Maybe she was looking specifically for a prophet like Moses who would boldly speak on behalf of the Lord and call the people back to God. Maybe she was looking for a priestly figure who would intercede, as Moses had, for the people and offer sacrifices for the forgiveness for their sins. Maybe she was looking for a kingly leader who would boldly lead God’s people out from under the rule of the Roman empire. The thirsty traveler at the well did not fit into any of these categories; he seemed a man, weary and dusty from the road. Jesus was a man who looked like other Jewish men. He had no special form or majesty that would set him apart (Isa 53:2). But, Jesus was more than a mere traveler. Jesus was all that she could look for: prophet, priest and king. The one true God in the flesh as prophesied by Moses and the prophets. He offered this Samaritan woman eternal life! How could he do this? Only God holds eternity. Jesus could make this astounding offer because he is fully God. Paul writes to the Colossian church, “all things were created through him and for him.”

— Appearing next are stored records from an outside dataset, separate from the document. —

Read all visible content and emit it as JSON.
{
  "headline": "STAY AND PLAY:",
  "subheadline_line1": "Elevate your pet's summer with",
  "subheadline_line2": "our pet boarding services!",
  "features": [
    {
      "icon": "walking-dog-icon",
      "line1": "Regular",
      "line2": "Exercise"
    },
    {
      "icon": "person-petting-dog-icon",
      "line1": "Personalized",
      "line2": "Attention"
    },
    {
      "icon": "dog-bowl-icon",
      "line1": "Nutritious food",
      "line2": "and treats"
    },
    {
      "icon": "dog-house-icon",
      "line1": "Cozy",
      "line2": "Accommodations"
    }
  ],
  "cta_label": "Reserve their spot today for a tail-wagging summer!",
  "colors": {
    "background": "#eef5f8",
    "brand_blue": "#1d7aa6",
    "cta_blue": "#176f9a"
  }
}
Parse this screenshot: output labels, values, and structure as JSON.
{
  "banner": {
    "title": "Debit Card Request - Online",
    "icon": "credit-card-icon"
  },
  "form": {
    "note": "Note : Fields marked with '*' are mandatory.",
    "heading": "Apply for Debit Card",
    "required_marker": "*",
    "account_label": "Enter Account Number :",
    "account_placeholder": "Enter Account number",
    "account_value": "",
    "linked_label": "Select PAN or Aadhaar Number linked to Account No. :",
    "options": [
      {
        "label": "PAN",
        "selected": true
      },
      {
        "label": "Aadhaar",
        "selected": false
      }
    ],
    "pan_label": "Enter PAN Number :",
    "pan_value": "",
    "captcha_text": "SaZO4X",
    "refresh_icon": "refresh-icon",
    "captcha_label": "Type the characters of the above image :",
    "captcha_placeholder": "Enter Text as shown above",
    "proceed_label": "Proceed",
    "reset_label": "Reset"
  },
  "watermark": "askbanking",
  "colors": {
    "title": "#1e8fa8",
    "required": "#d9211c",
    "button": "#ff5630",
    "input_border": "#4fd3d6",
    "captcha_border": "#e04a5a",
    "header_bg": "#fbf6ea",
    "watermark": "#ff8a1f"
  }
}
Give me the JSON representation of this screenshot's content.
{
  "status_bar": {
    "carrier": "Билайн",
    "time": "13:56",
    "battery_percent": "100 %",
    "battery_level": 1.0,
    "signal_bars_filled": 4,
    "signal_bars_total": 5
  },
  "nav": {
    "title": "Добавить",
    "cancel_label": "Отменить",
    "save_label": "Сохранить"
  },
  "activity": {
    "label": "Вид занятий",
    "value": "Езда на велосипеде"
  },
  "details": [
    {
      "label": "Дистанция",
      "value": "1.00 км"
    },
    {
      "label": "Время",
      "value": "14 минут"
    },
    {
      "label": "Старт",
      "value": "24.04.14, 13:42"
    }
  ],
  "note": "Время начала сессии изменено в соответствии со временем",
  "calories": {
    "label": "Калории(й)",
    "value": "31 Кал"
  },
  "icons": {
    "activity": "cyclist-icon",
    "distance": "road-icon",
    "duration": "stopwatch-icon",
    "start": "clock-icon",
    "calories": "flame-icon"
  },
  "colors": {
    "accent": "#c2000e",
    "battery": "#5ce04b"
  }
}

Jesus can offer eternal life because he is the God who controls eternity. All the fullness of God came to Earth in human form with one objective: to rescue his people who have gone astray in sin (v. 20). He has come to make peace between God and man through his sacrificial death on the cross. Jesus knew why he was here. He offers a thirsty world a never ending fountain that brings eternal life.
It is easy for us to think of Jesus in finite terms. He can be a good teacher, a moral leader, a buddy, or a disapproving judge. Jesus is the compassionate man exhibited in the gospels, but he is also the eternal God of the universe. Our understanding of Jesus directly affects how we relate to and worship him.
• Pray and ask God to give you a clearer picture of who Jesus is. Spend 5 minutes thanking and praising him for his attributes.
• Do you tend to relate to Jesus’ humanity or divinity more? What errors might you make when focusing on Jesus only in this aspect?
• What blessing exists when you worship Jesus holistically?
• Record your responses and share what God is revealing to someone in your family or discipleship group.